Filippine: al via la campagna per le presidenziali, nessun vincitore annunciato

Il prossimo 9 maggio, 56 milioni di filippini eleggeranno il capo dello Stato e i governatori locali. Cinque i candidati principali per la carica di presidente. Si va dall’attuale vice-presidente Binay, accusato di corruzione, all’outsider dal pugno di ferro Duterte, passando per la giovane Grace Poe, di cui molti contestano l’eleggibilità.


Manila (AsiaNews) – È iniziata ieri la campagna elettorale dei candidati alla presidenza delle Filippine, che si sfideranno alle urne il prossimo 9 maggio per succedere a Benigno Aquino, eletto nel 2010. Circa 56 milioni di filippini sono chiamati a votare per la più alta carica dello Stato ed eleggere i candidati a 18mila cariche nazionali, provinciali e cittadine, inclusi 12 senatori. La corsa alla presidenza si preannuncia molto combattuta, con nessuno dei cinque principali candidati che può vantare al momento un vantaggio significativo. La Commissione elettorale ha organizzato tre dibattiti presidenziali: il 21 febbraio a Mindanao, il 20 marzo nelle isole Visayas e a Luzon il 24 aprile.

Il primo candidato forte è Manuel “Mar” Roxas, preferito dall’attuale presidente, leader del Liberal Party (Lp). Figlio di un senatore e nipote di un ex presidente, Roxas (58 anni) è stato senatore membro del congresso, prima di entrare nel governo Aquino come ministro dell’Interno. Viene soprannominato “Mr. Palengke” (mister mercato) perché è ritenuto l’unico candidato ad avere buona conoscenza dell’economia. Dall’attitudine conservatrice, Roxas, secondo fonti di AsiaNews, sarebbe “troppo poco carismatico” per la carica di presidente.

Jejomar “Jojo” Binay, 73 anni, è l’attuale vice-presidente e fondatore del partito United Nationalist Alliance (Una). Binay si presenta come candidato del popolo e vicino alle fasce povere della popolazione, ma su di lui pendono forti sospetti di corruzione risalenti al periodo in cui era sindaco di Makati City e presidente dei Boy Scouts filippini. Da vice-presidente è stato spesso in opposizione alle scelte di Benigno Aquino: è uno dei maggiori detrattori della Bansamoro Basic Law (Bbl), bozza di legge che farebbe del Bangsamoro [regione del Mindanao a maggioranza musulmana ndr] una regione “a statuto speciale”. Uno fonte cattolica ha detto di lui: “Se anche una delle molte accuse di corruzione che gli sono mosse fosse vera, questo basterebbe a renderlo un candidato indegno”.

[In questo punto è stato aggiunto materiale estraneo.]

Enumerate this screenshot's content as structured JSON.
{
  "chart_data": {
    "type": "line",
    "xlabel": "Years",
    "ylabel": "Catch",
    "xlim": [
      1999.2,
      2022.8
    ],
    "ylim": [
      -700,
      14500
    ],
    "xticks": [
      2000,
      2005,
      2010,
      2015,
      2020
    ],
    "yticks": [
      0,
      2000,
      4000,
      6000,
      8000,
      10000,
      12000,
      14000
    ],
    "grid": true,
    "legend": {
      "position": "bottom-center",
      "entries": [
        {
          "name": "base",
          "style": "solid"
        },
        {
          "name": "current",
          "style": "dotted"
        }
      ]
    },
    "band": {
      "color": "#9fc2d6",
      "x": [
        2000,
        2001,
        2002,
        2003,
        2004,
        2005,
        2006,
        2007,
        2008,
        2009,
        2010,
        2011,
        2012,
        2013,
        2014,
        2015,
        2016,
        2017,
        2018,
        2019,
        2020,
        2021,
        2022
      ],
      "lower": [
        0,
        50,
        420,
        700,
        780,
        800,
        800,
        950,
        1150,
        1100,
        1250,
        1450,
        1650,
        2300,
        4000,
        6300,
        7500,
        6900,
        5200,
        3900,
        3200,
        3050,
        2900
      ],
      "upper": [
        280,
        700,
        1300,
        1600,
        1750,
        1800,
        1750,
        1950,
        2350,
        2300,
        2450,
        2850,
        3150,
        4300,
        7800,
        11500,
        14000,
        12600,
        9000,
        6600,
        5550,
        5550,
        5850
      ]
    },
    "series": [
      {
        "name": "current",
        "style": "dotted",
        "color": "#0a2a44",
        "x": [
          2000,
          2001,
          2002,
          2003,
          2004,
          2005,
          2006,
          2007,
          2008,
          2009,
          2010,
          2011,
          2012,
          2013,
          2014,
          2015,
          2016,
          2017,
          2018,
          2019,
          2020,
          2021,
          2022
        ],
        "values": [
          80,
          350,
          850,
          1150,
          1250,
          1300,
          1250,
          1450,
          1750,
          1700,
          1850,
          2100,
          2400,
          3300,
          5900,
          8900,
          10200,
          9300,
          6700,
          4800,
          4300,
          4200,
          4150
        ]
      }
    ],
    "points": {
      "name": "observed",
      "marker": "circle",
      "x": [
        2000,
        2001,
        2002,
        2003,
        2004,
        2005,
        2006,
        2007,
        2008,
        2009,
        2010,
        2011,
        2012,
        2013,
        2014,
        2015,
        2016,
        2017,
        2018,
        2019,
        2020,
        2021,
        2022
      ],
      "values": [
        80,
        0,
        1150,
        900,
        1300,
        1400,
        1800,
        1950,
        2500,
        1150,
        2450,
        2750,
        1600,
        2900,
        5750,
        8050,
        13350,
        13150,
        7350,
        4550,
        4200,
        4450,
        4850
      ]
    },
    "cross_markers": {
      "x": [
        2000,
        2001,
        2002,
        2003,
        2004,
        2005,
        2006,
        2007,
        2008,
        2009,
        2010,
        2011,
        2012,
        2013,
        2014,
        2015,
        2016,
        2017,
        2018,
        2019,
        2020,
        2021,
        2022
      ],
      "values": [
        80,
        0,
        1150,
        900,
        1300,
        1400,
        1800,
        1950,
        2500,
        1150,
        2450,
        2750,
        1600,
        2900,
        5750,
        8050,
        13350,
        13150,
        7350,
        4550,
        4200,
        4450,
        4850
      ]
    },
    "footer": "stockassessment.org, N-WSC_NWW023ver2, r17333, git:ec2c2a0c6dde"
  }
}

La giovane senatrice Grace Poe (che corre senza partito) è una delle favorite, anche se la Corte suprema deve ancora accertare la sua candidabilità. Poe, infatti, è stata abbandonata bambina dai genitori ed è stata adottata da un politico e da un’attrice filippini. È cresciuta poi negli Stati Uniti, dove ha preso la cittadinanza, rinunciando a quella filippina. Tornata a Manila, ha dovuto rinunciare al passaporto statunitense per riacquistare quello filippino. Poe, 47 anni, è in testa ai primi sondaggi e gode del sostengo di molti uomini d’affari e intellettuali, ma è vista anche come “troppo inesperta della politica filippina”.

Rodrigo Duterte è membro del Pdp-Laban Party e sindaco di Davao City (sud Mindanao), che ha trasformato da luogo arretrato e malavitoso a “città più sicura d’Asia”. Con la sua politica del pugno di ferro, il politico ha sradicato la criminalità nel territorio, imponendo il coprifuoco per i giovani e sostenendo il diritto di fare fuoco sui sospettati. Duterte, 70 anni, si propone come un candidato in grado di restituire ordine e sicurezza al Paese, ma molti temono che la sua indole possa trasformare il suo mandato in “una nuova dittatura”. Il suo progetto è quello di trasformare le Filippine in un Paese federale, per evitare i mali creati da un governo centralizzato.

La senatrice Miriam Santiago, 70 anni, è membro del People’s Reform Party, con il quale ha quasi vinto le presidenziali nel 1992. La donna, alla sua terza candidatura, è stata inserita nella lista delle 100 donne più potenti al mondo stilata dall’Australian magazine. Data la sua grande esperienza, gode di un buon appoggio ed è considerata un candidato affidabile, ma nei primi sondaggi si è piazzata all’ultimo posto.